Depuis trente ans et presque autant de livres, Enrique Vila-Matas poursuit une œuvre dont la cohérence et la beauté ne se sont jamais démenties ; une œuvre dont, d'une certaine façon presque borgesienne, la cohérence est la beauté. De là à dire qu'il écrit toujours le même livre serait une fatale sottise. C'est plutôt une poursuite dont il s'agit, Vila-Matas jouant d'un récit à l'autre sur des harmoniques divers. Il y eut ainsi, pour mémoire et pour les plus remarqués d'entre eux, Bartleby et compagnie (Actes Sud, 2002, prix du Meilleur Livre étranger), Le mal de Montano (Actes Sud, 2003, prix Médicis étranger) ou le merveilleux récit de son séjour parisien chez Marguerite Duras, Paris ne finit jamais, qui paraît ces jours-ci en poche chez Babel.
Son nouveau roman, Cette brume insensée, est à la fois l'un des plus complexes, ce qui ne doit pas décourager le lecteur, bien au contraire, et des plus essentiels de tous ceux qui l'ont précédé. S'il faut vraiment qu'il y ait une histoire, ce qui est par ailleurs l'une des interrogations capitales du livre, ce serait celle de deux hommes, deux frères aussi éloignés que possible, deux écrivains, chacun à leur façon, diamétralement opposée et complémentaire...

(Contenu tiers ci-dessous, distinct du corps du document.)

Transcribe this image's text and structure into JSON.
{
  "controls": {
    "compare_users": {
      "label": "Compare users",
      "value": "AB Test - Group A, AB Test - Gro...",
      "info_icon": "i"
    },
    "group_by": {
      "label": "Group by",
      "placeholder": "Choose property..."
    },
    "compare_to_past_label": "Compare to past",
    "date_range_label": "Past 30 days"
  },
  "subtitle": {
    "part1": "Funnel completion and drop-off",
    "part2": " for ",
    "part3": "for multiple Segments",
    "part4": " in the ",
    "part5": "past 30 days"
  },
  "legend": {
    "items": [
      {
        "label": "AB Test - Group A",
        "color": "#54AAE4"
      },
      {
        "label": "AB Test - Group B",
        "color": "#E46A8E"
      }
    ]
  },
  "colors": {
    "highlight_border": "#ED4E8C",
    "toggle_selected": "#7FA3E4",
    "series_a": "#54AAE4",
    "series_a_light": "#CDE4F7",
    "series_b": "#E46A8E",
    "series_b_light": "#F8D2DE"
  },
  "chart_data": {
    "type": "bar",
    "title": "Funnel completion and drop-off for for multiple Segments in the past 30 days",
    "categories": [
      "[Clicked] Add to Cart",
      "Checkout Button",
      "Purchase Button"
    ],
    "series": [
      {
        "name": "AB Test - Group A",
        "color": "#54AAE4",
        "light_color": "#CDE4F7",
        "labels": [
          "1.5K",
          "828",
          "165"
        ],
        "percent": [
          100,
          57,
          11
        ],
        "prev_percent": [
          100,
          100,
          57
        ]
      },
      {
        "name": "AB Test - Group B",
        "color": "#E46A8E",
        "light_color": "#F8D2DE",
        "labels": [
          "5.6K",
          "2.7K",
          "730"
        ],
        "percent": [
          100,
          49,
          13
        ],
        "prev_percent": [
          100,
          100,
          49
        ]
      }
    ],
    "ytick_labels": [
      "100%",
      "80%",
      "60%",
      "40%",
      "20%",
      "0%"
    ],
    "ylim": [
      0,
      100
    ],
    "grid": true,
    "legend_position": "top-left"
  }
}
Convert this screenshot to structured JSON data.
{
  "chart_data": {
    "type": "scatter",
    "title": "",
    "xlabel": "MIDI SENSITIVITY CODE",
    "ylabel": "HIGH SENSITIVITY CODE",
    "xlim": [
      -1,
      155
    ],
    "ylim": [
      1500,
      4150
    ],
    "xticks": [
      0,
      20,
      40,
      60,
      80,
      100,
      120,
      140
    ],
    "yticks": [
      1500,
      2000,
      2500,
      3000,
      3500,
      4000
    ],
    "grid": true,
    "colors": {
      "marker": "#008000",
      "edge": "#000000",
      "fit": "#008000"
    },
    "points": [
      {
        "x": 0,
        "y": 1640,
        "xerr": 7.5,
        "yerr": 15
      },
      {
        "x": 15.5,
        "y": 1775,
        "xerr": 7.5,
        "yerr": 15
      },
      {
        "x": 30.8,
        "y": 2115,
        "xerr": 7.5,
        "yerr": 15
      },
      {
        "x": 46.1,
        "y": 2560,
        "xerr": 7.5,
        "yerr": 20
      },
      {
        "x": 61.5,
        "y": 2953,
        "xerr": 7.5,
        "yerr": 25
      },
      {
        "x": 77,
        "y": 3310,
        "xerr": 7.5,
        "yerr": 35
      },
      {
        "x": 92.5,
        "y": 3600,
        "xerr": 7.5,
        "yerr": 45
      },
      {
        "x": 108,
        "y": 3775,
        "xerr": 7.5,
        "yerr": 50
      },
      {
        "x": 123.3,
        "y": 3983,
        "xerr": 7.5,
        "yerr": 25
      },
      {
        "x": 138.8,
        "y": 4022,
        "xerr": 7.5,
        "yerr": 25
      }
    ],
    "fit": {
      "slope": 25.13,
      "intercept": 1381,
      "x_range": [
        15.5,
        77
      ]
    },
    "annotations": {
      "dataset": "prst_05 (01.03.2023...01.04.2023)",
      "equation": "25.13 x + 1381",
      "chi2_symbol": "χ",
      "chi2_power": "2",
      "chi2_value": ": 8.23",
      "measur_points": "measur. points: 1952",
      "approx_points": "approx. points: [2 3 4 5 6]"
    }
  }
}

Voici d'abord Simon. Il vit non loin de Cadaqués, dans une maison en ruines, léguée par son père récemment disparu, et qui menace à tout moment de s'écrouler de la falaise sur laquelle elle n'est plus guère que posée... Simon pourvoit à ses maigres besoins en assurant quelques traductions et surtout en collectionnant dans l'histoire de la littérature des citations dont il fait ensuite don à des écrivains. Parmi eux se trouve Bros, auteur de cinq romans célèbres aux États-Unis, bien qu'il soit lui-même d'origine catalane, et dont le statut de romancier culte est renforcé par son invisibilité forcenée à la manière d'un Salinger ou surtout d'un Thomas Pynchon (auquel il sera abondamment fait référence dans le récit, jusqu'à se demander si ces deux noms ne font pas qu'un seul et même homme...). Bros s'appelle en réalité Rainer et, on l'aura deviné, est le frère de Simon. Voilà vingt ans qu'ils ne se sont vus ni parlé (ils se sont seulement écrits brièvement pour les besoins « intertextuels » de Bros), lorsque ce dernier invite son frère à le rejoindre à Barcelone le 27 octobre 2017, jour de la proclamation de l'indépendance catalane. Que lui veut-il ? Quelle tragédie ou comédie va alors se jouer entre les deux hommes ?
Cette rencontre n'intervient que vers le dernier tiers du roman et est en fluide adéquation, au moins stylistique, avec ce qui le meut tout du long : la place de la littérature dans nos vies, l'incongruité du réel, l'ambiguïté fondamentale de la fiction dont au fond, procède toute vie. Le contexte historique- ce triple effondrement, d'une maison, d'un pays, d'un homme- ne fait qu'ajouter à l'affaire. Vila-Matas en use avec une maestria désabusée et volontiers ironique que ses lecteurs retrouveront avec plaisir. Pour les autres, il n'est jamais trop tard pour bien lire.